In 1877 the Trust Company charter and the public administrator acts were both amended. By chapter 154 of Laws of 1877, it was provided, by amendment to section 4 of the original act, that the public administrator should have, absolute and sole authority to administer when there was no widow, husband or next of kin entitled to a distributive share in the estate, entitled, competent or willing to take out letters. By chapter 383 of 1877, the Trust Company, in cases where there was no person entitled to a distributive share in the estate competent, qualified or willing to administer, it was provided that the surrogate may appoint, at the request of a party interested in the estate, the Trust Company such administrator. By chapter 124 of the Laws of 1882, the public administrator act was again amended so as to give the public administrator the “prior right and authority ” to administer when there was no widow, husband or next of kin entitled, competent or willing to take administration. These laws thus stood when the present case arose. Charles W. Goddard died in Brooklyn, being a resident. He left two daughters, both of full age, one residing in the State of Illinois, the other in the city of Brooklyn, New York, and three grandchildren, all residing in Brooklyn, one of whom was of full age and the other two were minors. The two daughters and the grandchild who was of full age petitioned the surrogate to appoint the Trust Company administrator *404if there was no person having a prior right. The public administrator opposed the issuing of letters to the Trust Company, and asked that they be issued to himself. The surrogate denied the petition of the next of kin and granted that of the public administrator. The next of kin appealed from both orders. The legislation is apparently contradictory. . The surrogate holds that the right to grant letters to the Trust Company is permissive only. Upon this view he decides that the public administrator is the best administrator. Can this be the true intent of the Trust Company charter ? The company is by law decided to be a good executor and administrator, and the court is empowered to appoint the same administrator or not according to its discretion and this in the face of a good enactment, that the public administrator has the prior right to such administration. Can the public administrator be absolutely entitled, and at the same time the court be permitted to grant away the letters evidencing that right to another ?

By the Revised Statutes, any person entitled to administration could consent that another competent person, not entitled, be joined with him. The power given to surrogates was given in the same words, “may appoint.” (2 R. S., 76, § 34.) Under this power, for many years, letters have been granted to a person entitled and persons not entitled to administer estates. Such right has never been denied. Is not the Trust Company’s charter intended to cover a class of cases where there are persons entitled or interested in the estate to choose the Trust Company as the administrator % If the Trust Company was a natural person these sisters could join it with them under the law as it stood, without regard to the charter of the Trust Company. The language of the statute is, persons and this charter makes a sound, safe, well managed Trust Company a competent administrator, if the interested parties elect to have it so.

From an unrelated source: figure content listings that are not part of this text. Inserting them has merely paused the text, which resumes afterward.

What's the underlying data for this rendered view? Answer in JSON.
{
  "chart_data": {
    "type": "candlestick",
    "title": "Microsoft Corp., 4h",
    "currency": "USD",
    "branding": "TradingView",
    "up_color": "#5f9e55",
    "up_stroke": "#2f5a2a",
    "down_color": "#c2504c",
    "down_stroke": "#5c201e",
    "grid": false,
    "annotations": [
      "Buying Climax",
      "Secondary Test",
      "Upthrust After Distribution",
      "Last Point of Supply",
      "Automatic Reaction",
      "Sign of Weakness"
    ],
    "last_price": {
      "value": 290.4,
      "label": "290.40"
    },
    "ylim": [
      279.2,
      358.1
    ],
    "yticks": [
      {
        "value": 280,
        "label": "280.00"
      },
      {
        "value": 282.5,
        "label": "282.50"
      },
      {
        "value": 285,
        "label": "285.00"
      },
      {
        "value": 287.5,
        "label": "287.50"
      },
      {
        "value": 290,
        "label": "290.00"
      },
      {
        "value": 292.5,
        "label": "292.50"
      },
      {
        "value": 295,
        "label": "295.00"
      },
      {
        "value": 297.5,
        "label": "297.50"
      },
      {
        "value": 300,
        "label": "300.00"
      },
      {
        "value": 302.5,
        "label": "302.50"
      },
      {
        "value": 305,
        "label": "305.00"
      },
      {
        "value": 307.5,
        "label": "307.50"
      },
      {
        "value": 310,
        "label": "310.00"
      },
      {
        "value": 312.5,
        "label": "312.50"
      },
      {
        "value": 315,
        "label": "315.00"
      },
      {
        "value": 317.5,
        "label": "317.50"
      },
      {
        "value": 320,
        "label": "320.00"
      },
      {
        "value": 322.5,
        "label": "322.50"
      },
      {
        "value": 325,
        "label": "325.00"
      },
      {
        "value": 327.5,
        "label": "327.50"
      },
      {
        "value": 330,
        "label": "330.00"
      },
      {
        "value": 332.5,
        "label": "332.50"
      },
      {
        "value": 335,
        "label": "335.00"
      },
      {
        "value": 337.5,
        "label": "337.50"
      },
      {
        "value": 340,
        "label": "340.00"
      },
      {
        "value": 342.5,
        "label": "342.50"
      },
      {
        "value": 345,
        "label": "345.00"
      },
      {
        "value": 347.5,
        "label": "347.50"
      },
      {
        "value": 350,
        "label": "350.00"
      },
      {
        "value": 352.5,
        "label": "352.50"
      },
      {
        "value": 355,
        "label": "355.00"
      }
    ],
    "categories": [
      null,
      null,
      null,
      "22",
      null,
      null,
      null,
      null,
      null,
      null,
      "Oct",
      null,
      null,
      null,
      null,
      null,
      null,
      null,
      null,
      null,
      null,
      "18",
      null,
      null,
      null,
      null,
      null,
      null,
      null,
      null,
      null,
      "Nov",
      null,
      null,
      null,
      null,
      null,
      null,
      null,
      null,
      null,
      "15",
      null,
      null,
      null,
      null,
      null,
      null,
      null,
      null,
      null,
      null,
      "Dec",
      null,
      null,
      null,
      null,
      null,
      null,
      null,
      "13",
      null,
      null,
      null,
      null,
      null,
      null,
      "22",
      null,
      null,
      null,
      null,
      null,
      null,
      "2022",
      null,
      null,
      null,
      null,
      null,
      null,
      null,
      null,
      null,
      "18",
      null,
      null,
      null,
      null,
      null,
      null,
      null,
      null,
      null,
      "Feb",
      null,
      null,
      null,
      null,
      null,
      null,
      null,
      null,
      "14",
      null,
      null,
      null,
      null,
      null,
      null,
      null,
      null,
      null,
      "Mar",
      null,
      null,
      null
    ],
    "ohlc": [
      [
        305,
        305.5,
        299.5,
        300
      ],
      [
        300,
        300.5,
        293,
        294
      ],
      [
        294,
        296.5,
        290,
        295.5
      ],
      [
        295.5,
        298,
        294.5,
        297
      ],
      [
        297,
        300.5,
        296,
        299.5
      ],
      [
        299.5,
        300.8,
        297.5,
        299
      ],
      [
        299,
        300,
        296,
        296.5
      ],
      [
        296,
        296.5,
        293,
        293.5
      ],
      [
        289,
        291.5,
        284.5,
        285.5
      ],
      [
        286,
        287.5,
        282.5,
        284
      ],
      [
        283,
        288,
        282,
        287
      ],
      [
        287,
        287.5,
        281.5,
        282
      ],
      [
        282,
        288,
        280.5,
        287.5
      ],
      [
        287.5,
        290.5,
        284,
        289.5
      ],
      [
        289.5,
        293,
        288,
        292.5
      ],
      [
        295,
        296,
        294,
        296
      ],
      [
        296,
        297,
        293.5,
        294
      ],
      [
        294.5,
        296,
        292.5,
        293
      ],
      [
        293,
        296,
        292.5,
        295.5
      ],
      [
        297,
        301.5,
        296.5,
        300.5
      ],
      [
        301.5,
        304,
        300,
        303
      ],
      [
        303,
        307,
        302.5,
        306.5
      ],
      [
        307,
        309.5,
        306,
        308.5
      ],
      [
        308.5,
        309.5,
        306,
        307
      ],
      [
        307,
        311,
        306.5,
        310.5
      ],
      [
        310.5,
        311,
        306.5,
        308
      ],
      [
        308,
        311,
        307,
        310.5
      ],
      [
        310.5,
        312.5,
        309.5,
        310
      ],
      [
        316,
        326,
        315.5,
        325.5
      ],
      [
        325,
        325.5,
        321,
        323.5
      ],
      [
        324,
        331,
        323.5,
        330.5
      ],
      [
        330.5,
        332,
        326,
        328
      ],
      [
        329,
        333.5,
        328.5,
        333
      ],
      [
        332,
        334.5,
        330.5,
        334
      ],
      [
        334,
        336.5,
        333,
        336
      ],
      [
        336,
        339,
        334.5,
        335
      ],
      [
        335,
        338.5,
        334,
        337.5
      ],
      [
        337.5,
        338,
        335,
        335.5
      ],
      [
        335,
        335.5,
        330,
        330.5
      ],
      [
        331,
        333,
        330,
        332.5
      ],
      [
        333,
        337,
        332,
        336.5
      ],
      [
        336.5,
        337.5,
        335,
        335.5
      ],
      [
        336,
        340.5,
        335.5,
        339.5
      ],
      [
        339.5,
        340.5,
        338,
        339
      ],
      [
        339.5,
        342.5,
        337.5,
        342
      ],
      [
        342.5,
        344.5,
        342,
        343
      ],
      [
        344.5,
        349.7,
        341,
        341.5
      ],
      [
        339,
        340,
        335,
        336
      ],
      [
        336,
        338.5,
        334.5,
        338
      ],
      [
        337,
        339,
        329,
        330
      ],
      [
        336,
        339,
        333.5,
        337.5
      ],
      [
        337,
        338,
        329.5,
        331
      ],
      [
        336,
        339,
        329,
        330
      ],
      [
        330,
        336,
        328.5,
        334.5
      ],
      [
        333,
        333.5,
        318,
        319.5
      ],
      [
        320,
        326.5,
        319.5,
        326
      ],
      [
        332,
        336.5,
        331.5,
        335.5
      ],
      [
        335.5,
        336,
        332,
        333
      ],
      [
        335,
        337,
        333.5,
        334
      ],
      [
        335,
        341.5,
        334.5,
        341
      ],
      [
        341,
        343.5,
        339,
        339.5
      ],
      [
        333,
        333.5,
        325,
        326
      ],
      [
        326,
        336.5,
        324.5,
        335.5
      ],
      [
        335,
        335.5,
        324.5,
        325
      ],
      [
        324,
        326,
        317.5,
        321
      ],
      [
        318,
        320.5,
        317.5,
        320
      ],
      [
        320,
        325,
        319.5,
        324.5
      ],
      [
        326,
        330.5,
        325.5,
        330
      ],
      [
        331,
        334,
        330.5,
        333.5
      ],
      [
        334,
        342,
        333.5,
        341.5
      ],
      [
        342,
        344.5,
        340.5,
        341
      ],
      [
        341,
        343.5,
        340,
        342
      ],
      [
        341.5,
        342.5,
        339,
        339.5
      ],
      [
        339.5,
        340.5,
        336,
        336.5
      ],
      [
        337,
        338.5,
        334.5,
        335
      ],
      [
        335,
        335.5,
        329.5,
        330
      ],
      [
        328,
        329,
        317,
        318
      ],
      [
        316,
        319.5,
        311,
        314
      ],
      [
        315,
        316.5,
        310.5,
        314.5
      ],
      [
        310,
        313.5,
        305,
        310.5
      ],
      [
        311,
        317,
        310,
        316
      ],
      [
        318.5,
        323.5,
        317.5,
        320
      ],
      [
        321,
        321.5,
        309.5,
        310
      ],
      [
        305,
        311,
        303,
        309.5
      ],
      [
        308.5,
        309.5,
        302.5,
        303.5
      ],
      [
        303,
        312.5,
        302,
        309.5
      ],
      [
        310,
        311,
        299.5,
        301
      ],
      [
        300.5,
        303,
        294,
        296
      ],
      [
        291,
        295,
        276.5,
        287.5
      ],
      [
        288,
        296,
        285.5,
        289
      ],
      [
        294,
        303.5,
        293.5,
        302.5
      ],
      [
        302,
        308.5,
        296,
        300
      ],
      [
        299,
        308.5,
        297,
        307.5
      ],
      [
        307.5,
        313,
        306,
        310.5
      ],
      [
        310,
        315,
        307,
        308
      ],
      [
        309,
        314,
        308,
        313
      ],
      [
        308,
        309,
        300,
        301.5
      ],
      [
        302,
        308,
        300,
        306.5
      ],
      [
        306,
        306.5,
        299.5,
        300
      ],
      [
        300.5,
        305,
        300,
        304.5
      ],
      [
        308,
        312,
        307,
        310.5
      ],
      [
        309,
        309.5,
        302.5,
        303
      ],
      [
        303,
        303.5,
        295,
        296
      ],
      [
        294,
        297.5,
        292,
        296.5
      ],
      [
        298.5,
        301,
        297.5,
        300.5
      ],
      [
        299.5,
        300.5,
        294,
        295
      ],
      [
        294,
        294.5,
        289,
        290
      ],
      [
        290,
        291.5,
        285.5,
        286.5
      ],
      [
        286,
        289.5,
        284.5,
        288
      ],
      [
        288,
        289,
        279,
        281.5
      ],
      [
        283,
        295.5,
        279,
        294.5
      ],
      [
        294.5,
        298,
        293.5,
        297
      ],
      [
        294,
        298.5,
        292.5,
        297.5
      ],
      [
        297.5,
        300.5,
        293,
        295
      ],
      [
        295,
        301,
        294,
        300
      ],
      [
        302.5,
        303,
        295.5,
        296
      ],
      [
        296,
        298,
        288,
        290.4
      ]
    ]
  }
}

In such cases there is a person competent and willing to take, and the public administrator has no jurisdiction in the matter. This construction of the act accords with the spirit of the law in relation to the administration upon estates.

The order in which parties are entitled is carefully stated in the statute, beginning with the closest relatives and next of kin. Those are to have the rights who are most interested. Person entitled may include one or more to act with them, who are strangers. It *405is not inharmonious in Brooklyn to permit heirs to have the Trust Company act alone. This will permit those who are most interested to do their business in their own way and through their chosen agent. If this is the correct conclusion it is immaterial whether “ may ” means “ must ” or not. If the case is not one of right to the public administrator to take letters, the surrogate should have granted the petition of the heirs even if he had power to refuse.

The order should therefore be reversed and the proceedings be remitted to the surrogate to grant letters to the Trust Company in accordance with the prayer of the petitioner.

Dykman, J., concurred; Prato, J., dissenting.

Order refusing letters to The Brooklyn Trust Company and order granting same to public administrator reversed, and proceedings remitted to surrogate.